You’ve probably heard that Motorola, Verizon and Google have introduced the Droid phone. By all accounts, it’s a very strong smartphone, with great integration with other Google products (e.g., Gmail, Google contacts, etc.). (Here’s a 16-minute podcast review by local technology expert Phil Yanov.) But the advertising? Well, it’s been all over the map.
The initial “iDon’t” teaser, full of what Apple’s iPhone can’t do, was intriguing. But the “Stealth” pre-launch spot was just a little freaky. Sure, the cinematography is stellar, and I guess they sort of have a point with the “drop date 11/6” tag at the end.

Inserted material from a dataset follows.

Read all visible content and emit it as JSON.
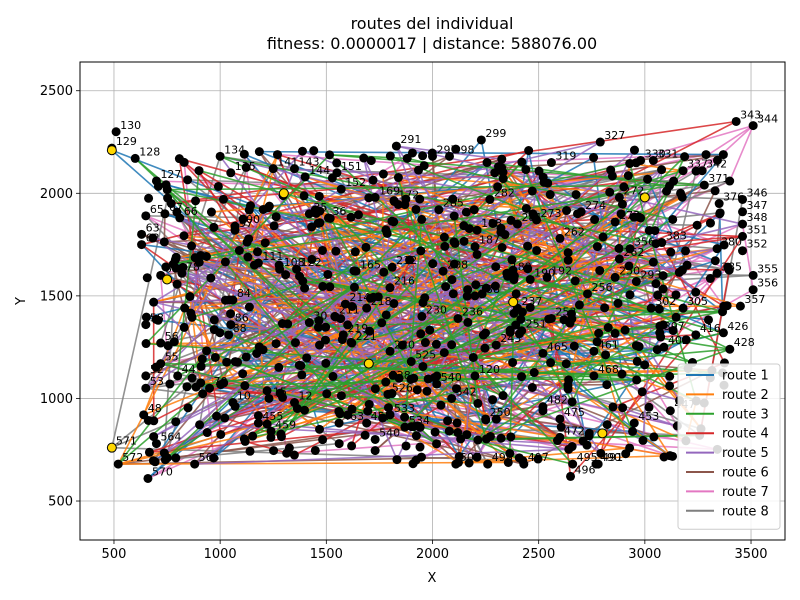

But alien objects (“pods,” perhaps, in another anti-Apple reference?) falling from from the sky, destroying property, and prompting one weather-worn rancher to utter one slightly horrified “what in the world was that” as it opens, strikes me as an overly menacing approach. The Motley Fool has a great analysis of this ad titled “Droid’s Ad Bombs, Literally.”
Do you really want the savior of your brand (Motorola), your AT&T smartphone-beater (Verizon) and your Apple trump card (Google) to be evil? An approach like that could work for a niche product sold to a fringe group or Gen Y, perhaps. But for a product that these mainstream brands hope will sell millions to a wide range of audiences, including traditionally conservative businesspeople? It seems a highly dangerous approach. Verizon’s “There’s a Map for That” is a much more clever and brand-upholding set of advertisements.
Product launches are a great time to capture attention and break out of the box with your marketing message. But be cautious that your marketing is consistent with your brand — or you could end up destroying it in the process.